Sunday, June 22, 2008

Robert Browning

The twist at the end of Robert Bowning's poem "My Last Duchess" is very ironic.  The speaker is speaking of his late wife, whom the reader assumes he has murdered, to his bride-to-be's father.  It does not seem like something anyone of a sound mind would even consider doing.  The speaker, though, does think highly of himself and his "nine-hundred-years-old name" (line 33) so he probably does not see himself as really having done anything wrong.  Similarly, the speaker in Browning's "Porphyria's Lover" also feels no remorse for murdering his lover.  The speakers of both poems also treat their actions as something of little importance.  While the speaker in "My Last Duchess" moves right on to the next piece in his art collection after explaining his late wife's portrait without missing a single beat, the speaker in "Porphyria's Lover" merely props "her head up as before,/Only this time my shoulder bore/Her head, which droops upon it still" (lines 49-51).  

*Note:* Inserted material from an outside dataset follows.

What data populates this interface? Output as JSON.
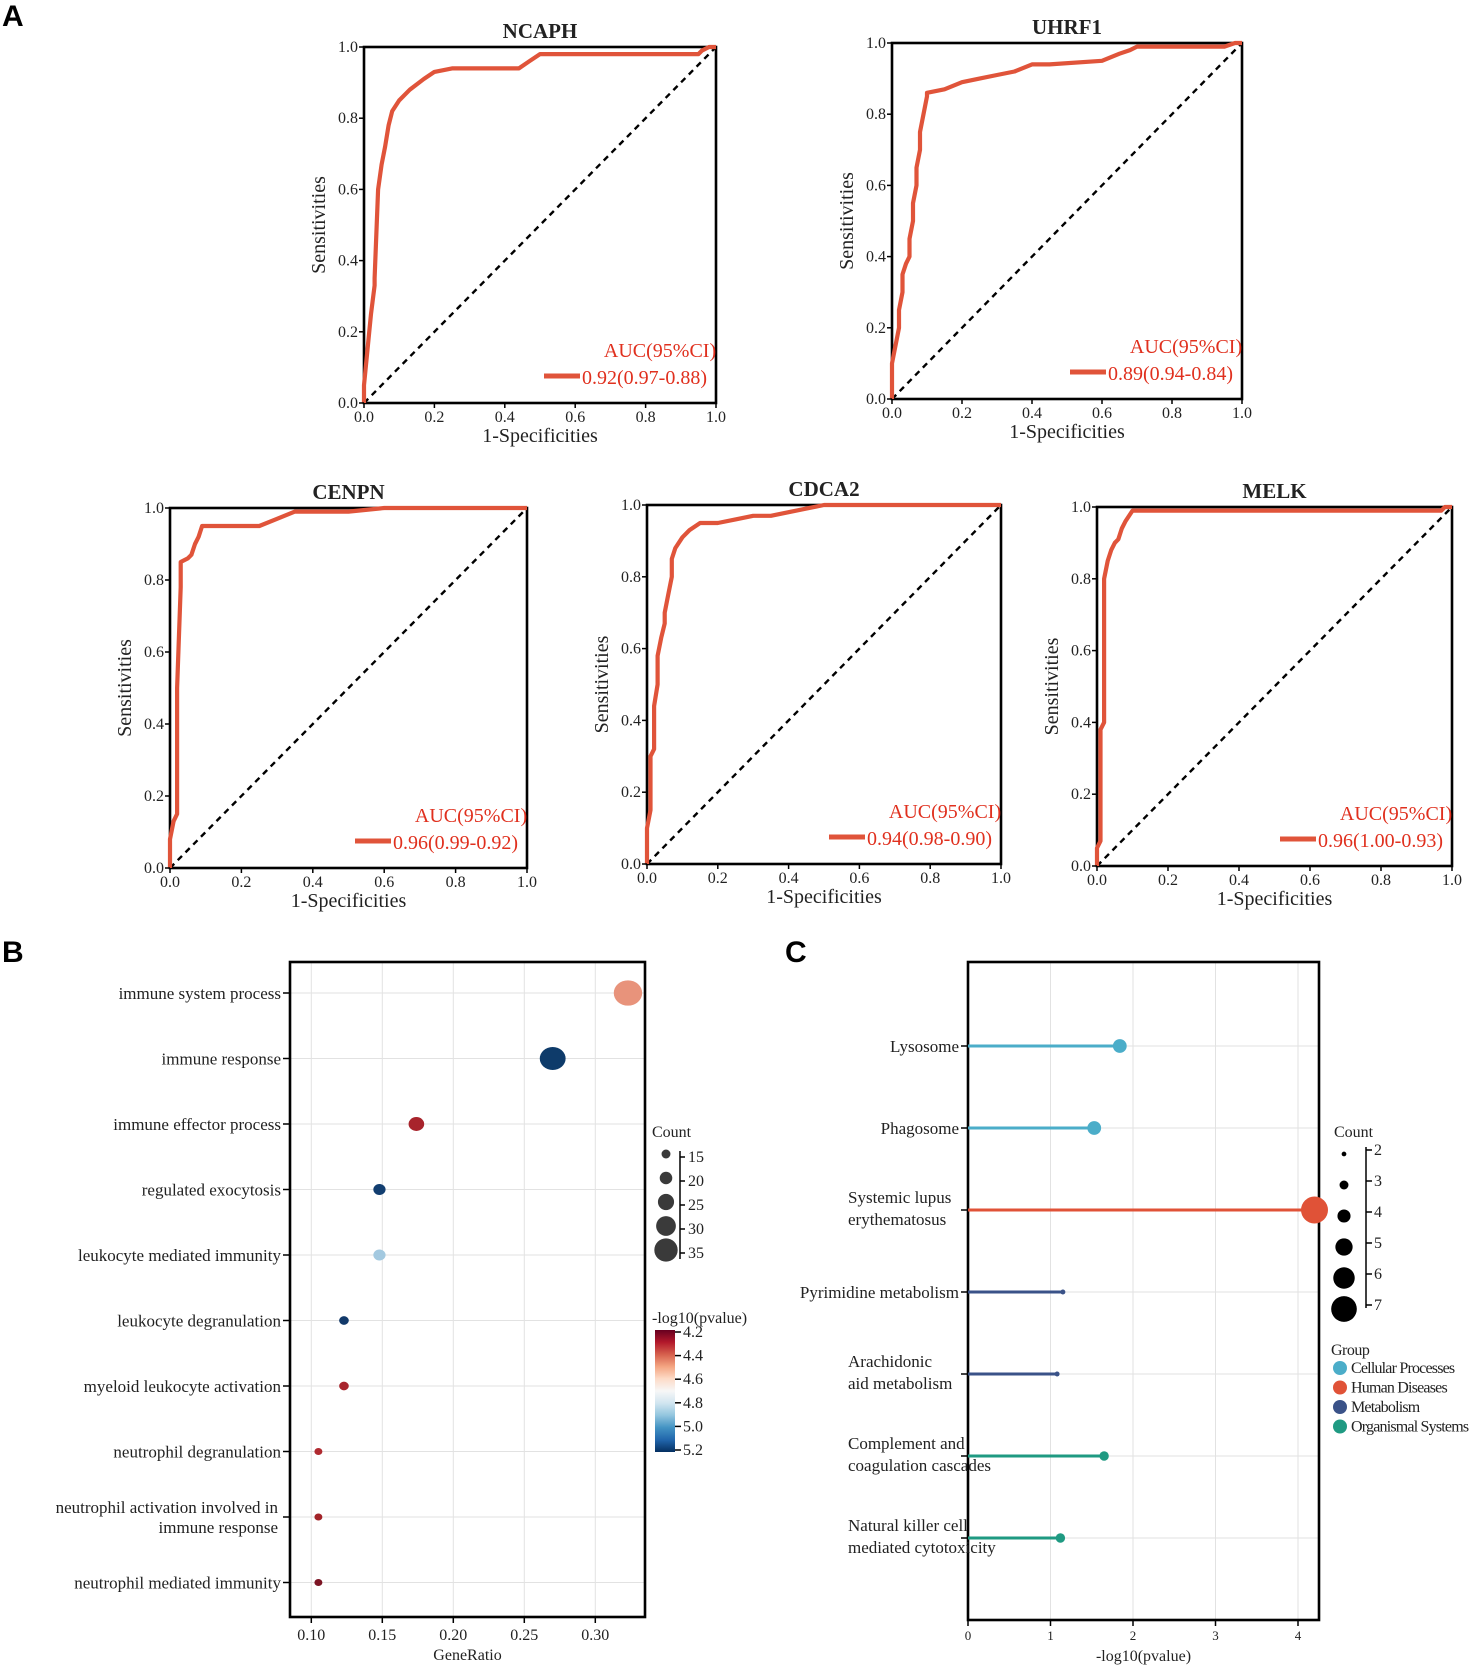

Perhaps neither speaker feels they have wronged their victims because they believe they have been betrayed by the victims.  In "Porphyria's Lover" Porphyria only comes during the storm; it appears that for some reason their relationship must be kept secret.  But as soon as Porphyria reveals that she worships the speaker and he feels that in "That moment she was [his], [his], fair,/Perfectly pure and good" (lines 36-37), he exercises his power over her in order to ensure that "all night long [they will] not [stir]" (line 59).  The duchess, however, has given her husband reason to believe that "she ranked/[the speaker's] gift of a nine-hundred-years-old name/With anybody's gift" (lines 32-34), thus highly insulting him.  

This common thread of love and cold-blooded murder in these Browning poems make them both extremely intriguing and has given them both a timeless quality which has allowed them to be read for hundreds of years so far and conceivably an even longer time on into the future.

1 comment:

Jonathan.Glance said...

Rachel,

You pick a great dramatic monologue by Browning to discuss here, although to some extent you dilute the effectiveness of your post by trying to talk about both "My Last Duchess" and "Porphyria's Lover." I think you would have been far better off picking one or the other, and going into more depth on it. As a general rule, it is better to "say more about less."